In Bali, as Lansing and Fox note, state-sponsorship of foreign deities, mainly of Indian (Buddhist or Hindu) origin, extends back to first millennium AD. But as they also note, these imported deities ‘play virtually no part in temple rituals’, evoking a familiar contrast between the alien ‘gods of the city’ and the local ‘gods of the countryside’. While the former have rich personalities and are the subjects of elaborate mythological narratives (again much as in ancient Greece and Rome), the latter are essentially instantiations of particular moments in the agrarian calendar, their supernatural powers fixed to the allocated functions of weeding, harrowing, harvesting, and so on.

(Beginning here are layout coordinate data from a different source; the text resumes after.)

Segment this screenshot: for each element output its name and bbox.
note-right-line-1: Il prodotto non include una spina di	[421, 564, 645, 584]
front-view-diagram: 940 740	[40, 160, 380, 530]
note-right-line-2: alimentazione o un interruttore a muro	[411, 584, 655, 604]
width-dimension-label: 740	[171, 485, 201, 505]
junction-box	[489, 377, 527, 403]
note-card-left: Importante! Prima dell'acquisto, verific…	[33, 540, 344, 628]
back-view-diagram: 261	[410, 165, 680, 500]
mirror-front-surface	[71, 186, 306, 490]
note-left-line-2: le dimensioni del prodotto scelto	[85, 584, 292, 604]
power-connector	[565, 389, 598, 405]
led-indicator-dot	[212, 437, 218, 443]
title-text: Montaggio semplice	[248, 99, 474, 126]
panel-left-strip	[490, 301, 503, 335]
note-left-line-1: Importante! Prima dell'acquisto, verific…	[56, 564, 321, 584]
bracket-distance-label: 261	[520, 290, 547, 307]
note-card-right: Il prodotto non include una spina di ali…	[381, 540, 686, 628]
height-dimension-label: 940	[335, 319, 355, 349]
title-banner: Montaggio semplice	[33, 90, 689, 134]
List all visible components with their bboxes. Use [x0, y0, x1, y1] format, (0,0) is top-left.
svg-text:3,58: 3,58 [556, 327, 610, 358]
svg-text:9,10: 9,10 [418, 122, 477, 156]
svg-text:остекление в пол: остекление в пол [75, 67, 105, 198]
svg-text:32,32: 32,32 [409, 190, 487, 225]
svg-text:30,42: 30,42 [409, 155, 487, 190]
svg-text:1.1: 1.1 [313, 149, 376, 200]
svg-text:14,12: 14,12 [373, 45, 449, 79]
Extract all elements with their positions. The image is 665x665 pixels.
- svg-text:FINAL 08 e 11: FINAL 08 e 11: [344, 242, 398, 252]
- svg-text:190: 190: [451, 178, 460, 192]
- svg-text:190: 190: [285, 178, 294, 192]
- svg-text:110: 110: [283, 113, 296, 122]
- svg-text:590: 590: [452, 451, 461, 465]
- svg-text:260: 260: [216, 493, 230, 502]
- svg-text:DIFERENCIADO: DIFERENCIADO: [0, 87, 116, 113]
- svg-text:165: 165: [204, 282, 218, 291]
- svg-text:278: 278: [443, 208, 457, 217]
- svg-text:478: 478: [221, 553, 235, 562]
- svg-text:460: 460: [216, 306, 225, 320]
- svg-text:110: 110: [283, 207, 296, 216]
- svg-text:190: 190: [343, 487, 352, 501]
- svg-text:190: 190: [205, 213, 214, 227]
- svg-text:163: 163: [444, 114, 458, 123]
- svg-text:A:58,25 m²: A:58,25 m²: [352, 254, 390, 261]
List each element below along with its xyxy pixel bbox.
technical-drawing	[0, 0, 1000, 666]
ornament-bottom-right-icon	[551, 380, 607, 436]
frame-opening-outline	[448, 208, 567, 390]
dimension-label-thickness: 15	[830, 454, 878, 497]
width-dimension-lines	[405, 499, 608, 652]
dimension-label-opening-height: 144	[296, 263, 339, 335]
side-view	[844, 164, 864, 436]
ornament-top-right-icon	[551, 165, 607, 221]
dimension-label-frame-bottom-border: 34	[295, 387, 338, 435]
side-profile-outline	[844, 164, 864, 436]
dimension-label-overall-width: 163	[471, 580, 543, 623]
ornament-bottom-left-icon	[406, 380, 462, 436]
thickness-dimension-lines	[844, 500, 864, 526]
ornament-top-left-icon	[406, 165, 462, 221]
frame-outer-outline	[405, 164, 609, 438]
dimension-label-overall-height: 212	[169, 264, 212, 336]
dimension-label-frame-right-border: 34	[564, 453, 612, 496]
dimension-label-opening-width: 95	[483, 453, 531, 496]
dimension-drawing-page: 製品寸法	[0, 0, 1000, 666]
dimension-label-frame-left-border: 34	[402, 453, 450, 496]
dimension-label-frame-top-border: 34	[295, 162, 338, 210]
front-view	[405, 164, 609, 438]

So the ritual life of the water temples forms a kind of counter-religion to the religion of the state; just as its political life forms a kind of counter-politics to the rules of caste, nobility, titles, private property, landed wealth and other inherited privileges that have historically characterized the political life of the Balinese state.

By extending the state-repelling principles of the agrarian ritual calendar to encompass other key facets of cultural life and personal identity, the subak have achieved a kind of insulating or ‘cocooning’ effect, wrapping their irrigation system in protective cultural materials, such that to disturb it means far more than a change in landscape management. It means the disruption of a total form of social life, and a dazzlingly complex and elegant one at that. By shaping the surrounding world to its own pattern of growth and reproduction, the subak system effectively extends its ‘niche’ beyond observable nature and toward the heavens; a kind of cultural apotheosis most recently enshrined by its 2012 inscription onto the UNESCO World Heritage List. The discovery of this newfound niche as a protected heritage landscape of international standing represents the successful extension of processes by which the subak have survived over the centuries, raising themselves, repeatedly, above the pestilence of the state.

To be clear, none of what I have said implies reducing the organizational habits of Balinese farmers to something like the actions of ‘cathedral termites’. To the contrary, it simply acknowledges that the protective powers they claim to harness through water festivals are a great deal more than historical baggage or ideological ‘mumbo-jumbo’; they are effective and malleable defences against state predation and state parasitism in the modern world. If so, then this might indicate how the interface between ecology and political evolution can be usefully studied – not so much by shifting philosophical ground from Darwin to Hegel – but by examining the cultural permutations of such standard biological mechanisms as prey-predator or host-parasite relations in all their most creative and Machiavellian varieties, and relating these back to ecological models.